虚拟对抗训练:一种半监督学习的正则化方法.

虚拟对抗训练(Virtual Adversarial Training, VAT)把对抗训练的思想引入半监督学习中。对抗训练是指对输入增加对抗噪声,然后训练模型对这种对抗攻击具有鲁棒性。在对抗攻击中,噪声$r$的构造是通过:

\[r = \mathop{\arg \max}_{||r|| \leq \epsilon} \mathcal{L}(y,f_{\theta}(x+r))\]

其中$y$是样本的真实标签,$f_{\theta}(x)$是模型的预测结果,$\mathcal{L}$是衡量两个结果距离的函数。构造攻击噪声$r$后,对抗训练是通过监督学习实现的,即最小化以下损失:

\[\mathcal{L}_s^{adv} = \sum_{(x,y) \in \mathcal{D}} \mathcal{L}(y,f_{\theta}(x+r))\]

在半监督学习中样本标签$y$通常是未知的,因此采用模型的当前预测结果$f_{\theta}(x)$代替,并且不对其进行梯度计算(通过stop_gradient算符实现)。对应的VAT过程为:

\[\begin{aligned} r &= \mathop{\arg \max}_{||r|| \leq \epsilon} \mathcal{L}(\text{sg}(f_{\theta}(x)),f_{\theta}(x+r)) \\ \mathcal{L}_u^{VAT} &= \sum_{x \in \mathcal{D}} \mathcal{L}(\text{sg}(f_{\theta}(x)),f_{\theta}(x+r)) \end{aligned}\]

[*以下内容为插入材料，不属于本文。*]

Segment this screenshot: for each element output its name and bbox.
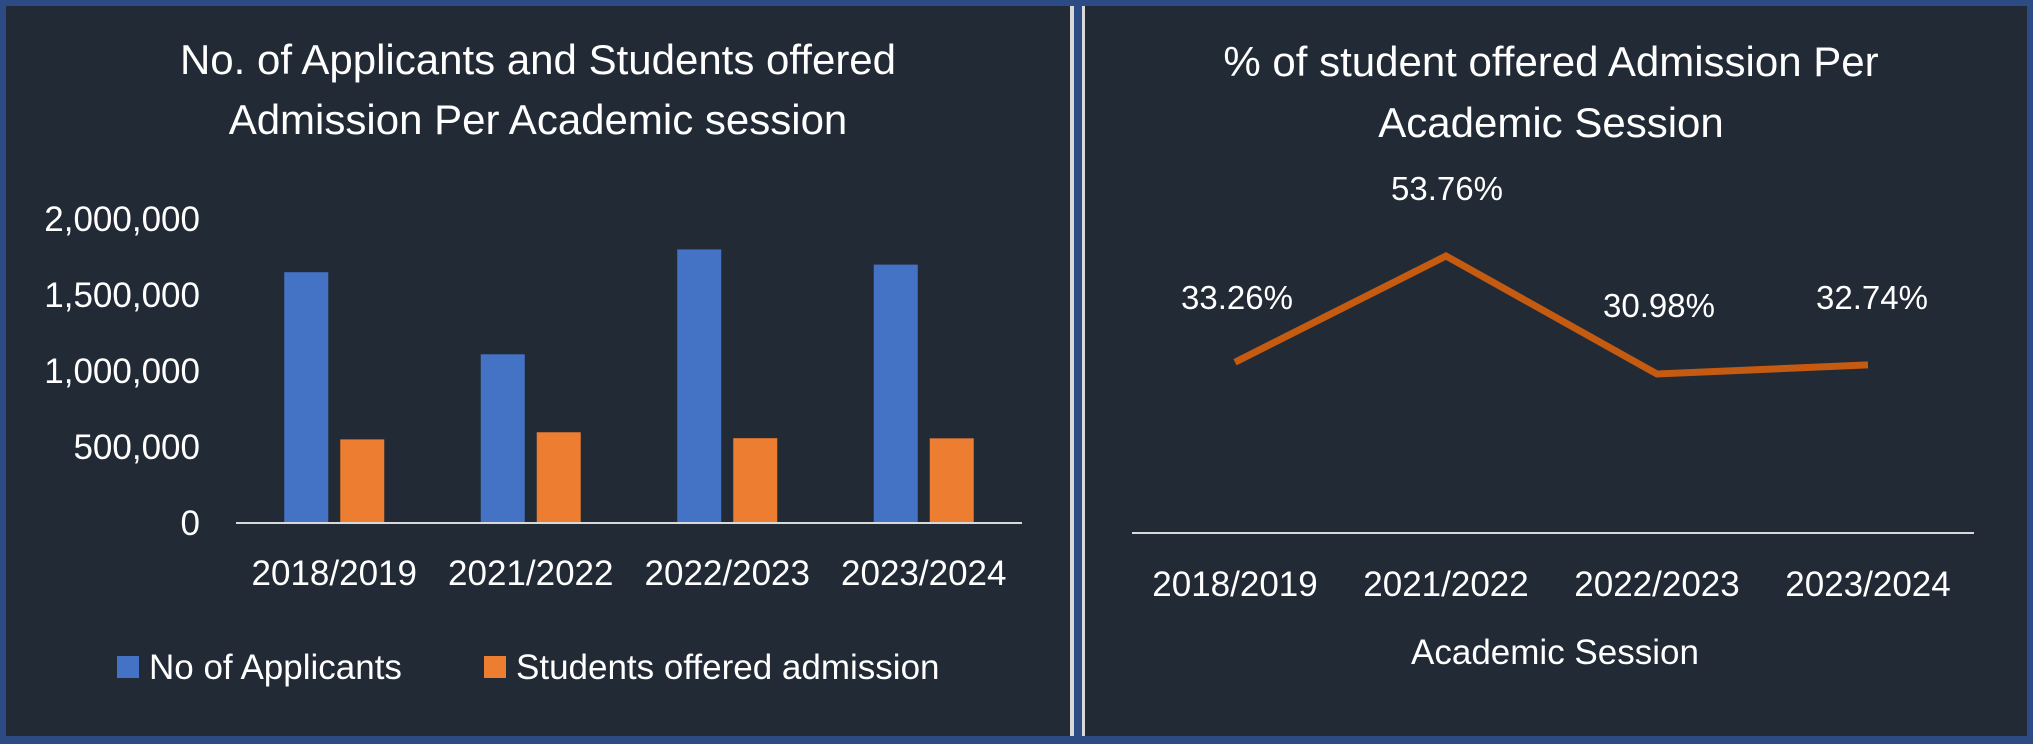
line-data-label: 33.26%	[1181, 279, 1293, 316]
bar-offered	[536, 432, 581, 523]
bar-y-tick-label: 1,000,000	[44, 352, 200, 391]
applicants-chart-panel: No. of Applicants and Students offered A…	[6, 6, 1074, 736]
line-x-tick-label: 2018/2019	[1152, 565, 1317, 604]
bar-x-tick-label: 2021/2022	[448, 554, 613, 593]
bar-offered	[733, 438, 778, 523]
percentage-line	[1233, 252, 1869, 378]
bar-y-tick-label: 1,500,000	[44, 276, 200, 315]
bar-offered	[929, 438, 974, 523]
bar-applicants	[873, 264, 918, 523]
legend-swatch-applicants	[117, 656, 139, 678]
line-x-tick-label: 2022/2023	[1574, 565, 1739, 604]
bar-y-tick-label: 2,000,000	[44, 200, 200, 239]
bar-chart-title-line-2: Admission Per Academic session	[229, 96, 848, 143]
percentage-chart-panel: % of student offered Admission Per Acade…	[1082, 6, 2027, 736]
bar-chart-legend: No of Applicants Students offered admiss…	[117, 648, 940, 687]
legend-label-applicants: No of Applicants	[149, 648, 402, 687]
bar-chart-title-line-1: No. of Applicants and Students offered	[180, 36, 896, 83]
line-data-label: 32.74%	[1816, 279, 1928, 316]
bar-y-tick-label: 0	[181, 504, 200, 543]
bar-applicants	[480, 354, 525, 523]
legend-swatch-offered	[484, 656, 506, 678]
bar-y-tick-label: 500,000	[73, 428, 200, 467]
bar-chart: No. of Applicants and Students offered A…	[44, 36, 1022, 687]
bar-applicants	[284, 272, 329, 523]
line-data-label: 30.98%	[1603, 287, 1715, 324]
bar-offered	[340, 439, 385, 523]
legend-label-offered: Students offered admission	[516, 648, 940, 687]
line-x-tick-label: 2021/2022	[1363, 565, 1528, 604]
line-data-label: 53.76%	[1391, 170, 1503, 207]
line-chart: % of student offered Admission Per Acade…	[1132, 38, 1974, 672]
line-x-tick-label: 2023/2024	[1785, 565, 1950, 604]
bar-applicants	[677, 249, 722, 523]
bar-x-tick-label: 2018/2019	[252, 554, 417, 593]
bar-x-tick-label: 2023/2024	[841, 554, 1006, 593]
line-chart-title-line-2: Academic Session	[1378, 99, 1724, 146]
line-chart-x-axis-title: Academic Session	[1411, 633, 1699, 672]
bar-x-tick-label: 2022/2023	[645, 554, 810, 593]
line-chart-title-line-1: % of student offered Admission Per	[1223, 38, 1878, 85]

VAT提供了当前模型对每个样本点的预测流型的负平滑测度,通过最小化VAT的无监督损失使得该流形更加平滑。

为了构造攻击噪声$r$,对损失函数\(\mathcal{L}\)进行二阶泰勒展开:

\[\mathcal{L}(\text{sg}(f_{\theta}(x)),f_{\theta}(x+r)) ≈ \mathcal{L}(\text{sg}(f_{\theta}(x)),f_{\theta}(x)) + r^T\nabla_x \mathcal{L}(\text{sg}(f_{\theta}(x)),f_{\theta}(x)) + \frac{1}{2} r^T\nabla_x \mathcal{L}(\text{sg}(f_{\theta}(x)),f_{\theta}(x)) r\]

注意到损失函数\(\mathcal{L}\)通常具有以下性质:

\[\mathcal{L}(x,x) = 0 , \quad \nabla_x \mathcal{L}(x,x) = 0\]

因此损失函数的近似:

\[\mathcal{L}(\text{sg}(f_{\theta}(x)),f_{\theta}(x+r)) ≈ \frac{1}{2} r^T\nabla_x^2 \mathcal{L}(\text{sg}(f_{\theta}(x)),f_{\theta}(x)) r\]

若约束$r$为单位向量$r^Tr=1$,则上式右端为Hessian矩阵\(\mathcal{H}=\nabla_x^2 \mathcal{L}(\text{sg}(f_{\theta}(x)),f_{\theta}(x))\)的瑞利商(Rayleigh Quotient),,取值范围是:

\[\lambda_{min}≤r^T \mathcal{H} r≤\lambda_{max}\]

攻击噪声$r$应使损失函数\(\mathcal{L}\)取值最大,则$r$的取值为\(\mathcal{H}\)的最大特征值对应的特征向量,可以通过幂迭代(power iteration)方法求解。迭代格式为:

\[r \leftarrow \frac{\mathcal{H}r}{||\mathcal{H}r||}\]

其中$u$可以随机初始化。下面证明幂迭代的收敛性。

初始化$r^{(0)}$,若\(\mathcal{H}\)可对角化,则\(\mathcal{H}\)的特征向量\(\{v_1 v_2 \cdots v_n\}\)构成一组完备的基,$u^{(0)}$可由这组基表示:

\[r^{(0)} = c_1v_1+c_2v_2+\cdots c_nv_n\]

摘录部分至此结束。